I picked up the hoodie and headed down Cherry toward 12th Street. Before I reached the corner, Maen appeared, not breathless at all which surprised me because it was such an adrenalin-filled sprint. He took the hoodie back around the corner and gave it to the officer.

When he joined me again on Cherry, I asked Maen what happened and he said it got really dark as soon as they turned the corner so he moved in on the runner and pushed him to the ground, holding the guy down with his knee in the guy’s back. Two or three seconds later the officer ran up with gun in hand. “That was the scary part,” Maen said, “considering how dark it was.”

We walked back to the store. Maen stooped to pick up several pieces of his cell phone off the street. It had popped out of its holder on his hip during the chase. The pieces all went back together and the phone worked fine.

So tell Me Again Why We Need Another Liquor License?
Although the process of things often distracts us—stores, homeless, drinking, and broken bottles in an alley—we forget that none of that really matters. It’s always the people and the character of those people.
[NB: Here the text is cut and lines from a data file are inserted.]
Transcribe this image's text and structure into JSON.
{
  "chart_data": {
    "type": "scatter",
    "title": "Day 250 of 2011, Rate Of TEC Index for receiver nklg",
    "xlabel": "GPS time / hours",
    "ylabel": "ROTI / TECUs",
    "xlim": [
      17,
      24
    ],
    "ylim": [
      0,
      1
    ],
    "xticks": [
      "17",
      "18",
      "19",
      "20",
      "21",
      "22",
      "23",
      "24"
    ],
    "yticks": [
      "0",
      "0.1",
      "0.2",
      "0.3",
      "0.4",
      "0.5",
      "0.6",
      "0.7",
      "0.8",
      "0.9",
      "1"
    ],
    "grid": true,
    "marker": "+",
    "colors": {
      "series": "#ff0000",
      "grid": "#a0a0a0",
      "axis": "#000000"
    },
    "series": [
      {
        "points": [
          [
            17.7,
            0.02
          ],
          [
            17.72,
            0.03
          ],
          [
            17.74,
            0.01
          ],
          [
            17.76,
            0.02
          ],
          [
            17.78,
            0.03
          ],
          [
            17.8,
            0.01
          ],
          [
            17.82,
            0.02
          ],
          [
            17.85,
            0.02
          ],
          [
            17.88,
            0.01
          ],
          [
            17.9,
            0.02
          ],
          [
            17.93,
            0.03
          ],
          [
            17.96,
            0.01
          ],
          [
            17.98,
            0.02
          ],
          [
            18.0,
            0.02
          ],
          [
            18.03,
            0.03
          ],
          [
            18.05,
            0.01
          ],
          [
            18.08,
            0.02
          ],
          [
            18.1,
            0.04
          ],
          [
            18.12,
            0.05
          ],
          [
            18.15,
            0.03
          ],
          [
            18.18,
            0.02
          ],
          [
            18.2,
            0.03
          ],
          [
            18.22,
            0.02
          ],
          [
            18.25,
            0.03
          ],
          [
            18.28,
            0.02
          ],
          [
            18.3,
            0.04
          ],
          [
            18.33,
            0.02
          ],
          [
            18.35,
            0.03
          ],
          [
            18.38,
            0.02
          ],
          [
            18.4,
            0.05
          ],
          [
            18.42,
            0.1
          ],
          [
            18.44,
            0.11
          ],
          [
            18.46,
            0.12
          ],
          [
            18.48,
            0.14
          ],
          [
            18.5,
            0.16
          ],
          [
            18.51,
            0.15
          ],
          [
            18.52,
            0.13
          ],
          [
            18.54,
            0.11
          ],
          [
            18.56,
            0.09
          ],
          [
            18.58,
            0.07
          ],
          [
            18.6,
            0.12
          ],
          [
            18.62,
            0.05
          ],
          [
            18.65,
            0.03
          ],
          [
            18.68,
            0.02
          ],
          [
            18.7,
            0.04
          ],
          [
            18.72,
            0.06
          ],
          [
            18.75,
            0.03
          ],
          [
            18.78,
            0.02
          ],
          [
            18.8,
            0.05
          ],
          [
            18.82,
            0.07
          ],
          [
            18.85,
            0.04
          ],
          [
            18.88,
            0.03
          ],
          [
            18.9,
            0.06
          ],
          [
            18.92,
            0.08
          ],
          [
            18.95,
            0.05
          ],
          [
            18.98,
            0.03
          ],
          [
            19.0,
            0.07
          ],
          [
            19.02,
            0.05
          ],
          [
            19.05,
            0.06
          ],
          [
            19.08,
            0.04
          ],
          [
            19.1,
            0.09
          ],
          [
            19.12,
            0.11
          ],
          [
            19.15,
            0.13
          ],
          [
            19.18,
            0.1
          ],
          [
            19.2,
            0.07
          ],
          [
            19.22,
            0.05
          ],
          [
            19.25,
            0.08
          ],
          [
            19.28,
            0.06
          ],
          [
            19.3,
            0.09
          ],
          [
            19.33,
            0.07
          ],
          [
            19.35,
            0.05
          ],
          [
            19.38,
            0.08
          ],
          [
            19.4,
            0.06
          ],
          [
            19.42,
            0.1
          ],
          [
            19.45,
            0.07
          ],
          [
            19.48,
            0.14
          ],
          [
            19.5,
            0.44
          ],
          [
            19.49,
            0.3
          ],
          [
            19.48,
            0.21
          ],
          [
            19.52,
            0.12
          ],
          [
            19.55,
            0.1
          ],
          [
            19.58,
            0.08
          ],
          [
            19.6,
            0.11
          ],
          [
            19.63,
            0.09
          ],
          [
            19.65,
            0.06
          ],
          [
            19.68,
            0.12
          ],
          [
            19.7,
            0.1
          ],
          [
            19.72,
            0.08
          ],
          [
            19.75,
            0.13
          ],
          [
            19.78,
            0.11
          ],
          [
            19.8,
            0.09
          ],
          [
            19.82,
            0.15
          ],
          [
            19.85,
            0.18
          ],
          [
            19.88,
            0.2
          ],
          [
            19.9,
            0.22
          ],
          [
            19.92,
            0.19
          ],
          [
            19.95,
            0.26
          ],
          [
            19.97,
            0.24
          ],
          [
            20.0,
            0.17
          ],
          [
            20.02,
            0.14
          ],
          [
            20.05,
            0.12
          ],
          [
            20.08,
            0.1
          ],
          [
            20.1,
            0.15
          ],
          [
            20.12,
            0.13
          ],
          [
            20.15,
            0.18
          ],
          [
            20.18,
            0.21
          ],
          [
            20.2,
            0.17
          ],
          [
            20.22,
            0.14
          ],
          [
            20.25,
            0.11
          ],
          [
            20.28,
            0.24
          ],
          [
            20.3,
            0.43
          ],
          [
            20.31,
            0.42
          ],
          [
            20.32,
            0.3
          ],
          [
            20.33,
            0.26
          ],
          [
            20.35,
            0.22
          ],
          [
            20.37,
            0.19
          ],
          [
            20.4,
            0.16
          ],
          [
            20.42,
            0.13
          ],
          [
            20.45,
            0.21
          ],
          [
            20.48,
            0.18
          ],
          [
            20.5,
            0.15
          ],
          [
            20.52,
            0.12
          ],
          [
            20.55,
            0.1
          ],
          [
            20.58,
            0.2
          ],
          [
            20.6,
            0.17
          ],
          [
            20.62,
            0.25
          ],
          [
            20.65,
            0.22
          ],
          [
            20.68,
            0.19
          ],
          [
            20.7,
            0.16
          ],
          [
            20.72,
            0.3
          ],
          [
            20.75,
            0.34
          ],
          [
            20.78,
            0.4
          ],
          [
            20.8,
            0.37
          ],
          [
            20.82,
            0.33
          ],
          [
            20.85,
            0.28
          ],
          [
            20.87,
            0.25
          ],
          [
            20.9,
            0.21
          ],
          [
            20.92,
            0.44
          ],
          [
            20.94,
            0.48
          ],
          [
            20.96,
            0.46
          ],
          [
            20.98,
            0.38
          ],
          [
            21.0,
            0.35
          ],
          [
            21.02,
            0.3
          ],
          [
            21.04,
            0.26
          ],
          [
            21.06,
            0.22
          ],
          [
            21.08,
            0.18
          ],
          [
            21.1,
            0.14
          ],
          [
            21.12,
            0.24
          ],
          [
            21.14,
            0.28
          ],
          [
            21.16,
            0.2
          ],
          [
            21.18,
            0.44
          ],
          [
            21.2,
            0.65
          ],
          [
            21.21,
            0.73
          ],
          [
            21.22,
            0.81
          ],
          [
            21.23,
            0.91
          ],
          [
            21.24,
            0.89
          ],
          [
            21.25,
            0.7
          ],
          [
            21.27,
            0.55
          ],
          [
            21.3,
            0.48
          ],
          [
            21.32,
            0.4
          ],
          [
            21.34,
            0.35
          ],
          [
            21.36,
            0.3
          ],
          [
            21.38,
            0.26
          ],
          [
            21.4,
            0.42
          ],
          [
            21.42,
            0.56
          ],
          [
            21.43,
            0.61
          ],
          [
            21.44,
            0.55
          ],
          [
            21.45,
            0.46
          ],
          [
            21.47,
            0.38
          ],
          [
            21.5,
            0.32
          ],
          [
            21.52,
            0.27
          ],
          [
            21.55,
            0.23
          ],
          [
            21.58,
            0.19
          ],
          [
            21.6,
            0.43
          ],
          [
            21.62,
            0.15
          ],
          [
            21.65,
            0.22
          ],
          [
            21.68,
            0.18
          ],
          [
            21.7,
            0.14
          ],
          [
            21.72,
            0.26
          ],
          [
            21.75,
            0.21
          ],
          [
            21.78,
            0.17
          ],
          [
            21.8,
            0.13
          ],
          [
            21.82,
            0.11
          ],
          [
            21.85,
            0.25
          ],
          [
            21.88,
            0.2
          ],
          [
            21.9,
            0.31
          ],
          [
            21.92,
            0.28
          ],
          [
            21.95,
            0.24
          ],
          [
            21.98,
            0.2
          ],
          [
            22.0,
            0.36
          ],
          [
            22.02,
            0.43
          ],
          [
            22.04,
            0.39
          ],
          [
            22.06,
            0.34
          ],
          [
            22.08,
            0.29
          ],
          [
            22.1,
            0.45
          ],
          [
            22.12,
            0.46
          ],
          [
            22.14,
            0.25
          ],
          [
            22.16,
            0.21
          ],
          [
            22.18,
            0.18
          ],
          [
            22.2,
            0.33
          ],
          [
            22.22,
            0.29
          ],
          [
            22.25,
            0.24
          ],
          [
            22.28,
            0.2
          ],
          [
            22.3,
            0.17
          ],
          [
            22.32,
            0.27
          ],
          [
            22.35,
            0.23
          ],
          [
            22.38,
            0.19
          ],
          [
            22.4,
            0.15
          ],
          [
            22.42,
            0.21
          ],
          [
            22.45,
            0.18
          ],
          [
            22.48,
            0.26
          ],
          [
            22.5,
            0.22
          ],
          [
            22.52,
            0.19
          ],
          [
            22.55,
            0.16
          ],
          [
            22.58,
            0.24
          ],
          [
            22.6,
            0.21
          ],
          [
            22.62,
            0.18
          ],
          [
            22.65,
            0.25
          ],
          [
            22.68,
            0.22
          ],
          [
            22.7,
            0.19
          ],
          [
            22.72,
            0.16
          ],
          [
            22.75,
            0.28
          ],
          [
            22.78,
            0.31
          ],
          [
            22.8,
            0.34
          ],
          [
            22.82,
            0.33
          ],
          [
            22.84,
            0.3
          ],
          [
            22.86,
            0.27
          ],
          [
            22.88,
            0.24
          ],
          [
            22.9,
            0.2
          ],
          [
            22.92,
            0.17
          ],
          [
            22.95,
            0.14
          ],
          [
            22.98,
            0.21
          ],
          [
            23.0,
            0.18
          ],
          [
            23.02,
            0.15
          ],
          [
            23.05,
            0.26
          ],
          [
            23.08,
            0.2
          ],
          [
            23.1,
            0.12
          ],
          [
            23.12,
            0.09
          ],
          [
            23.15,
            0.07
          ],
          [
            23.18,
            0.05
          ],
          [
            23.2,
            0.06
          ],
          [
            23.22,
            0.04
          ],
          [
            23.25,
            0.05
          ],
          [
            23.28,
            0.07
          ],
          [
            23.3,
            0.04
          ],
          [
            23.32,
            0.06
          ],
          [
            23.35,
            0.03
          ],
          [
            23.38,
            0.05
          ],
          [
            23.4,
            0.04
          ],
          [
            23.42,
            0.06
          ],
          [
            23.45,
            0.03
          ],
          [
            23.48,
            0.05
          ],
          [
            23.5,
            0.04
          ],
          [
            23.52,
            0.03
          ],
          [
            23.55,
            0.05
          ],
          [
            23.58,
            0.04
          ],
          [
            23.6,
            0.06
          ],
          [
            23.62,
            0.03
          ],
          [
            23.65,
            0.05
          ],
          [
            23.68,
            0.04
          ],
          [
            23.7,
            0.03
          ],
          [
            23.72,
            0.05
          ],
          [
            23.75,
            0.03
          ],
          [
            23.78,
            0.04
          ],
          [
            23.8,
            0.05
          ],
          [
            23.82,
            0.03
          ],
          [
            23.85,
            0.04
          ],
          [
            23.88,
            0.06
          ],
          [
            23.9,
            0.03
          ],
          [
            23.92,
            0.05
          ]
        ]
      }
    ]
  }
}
I can’t tell you how glad I am that the fates allowed Maen to move into our neighborhood. With his special talents and unique experience he makes me feel safe and every one of my neighbors protected.

Now it’s our turn to protect Maen and his business so he can compete in the marketplace. I am going to do everything I can to make him feel welcome in Miles. And if I am ever again asked why we need another liquor license in our neighborhood I will say, “Actually, we need Maen and if he comes with a liquor license, so be it.”

Still Showing Our Appreciation
Remember when Quaker Oats awarded us that $500 grant way back when to pay for signage on the car and our display table? Well, every time I see an opportunity to promote them I do. I know it’s nice…but they were nice, first.

We collected a total of 146 lbs. of food, including 10 lbs. from The Axis Food Mart. The money we donated amounted to $36.50, $11.50 in cash and a $25.00 check.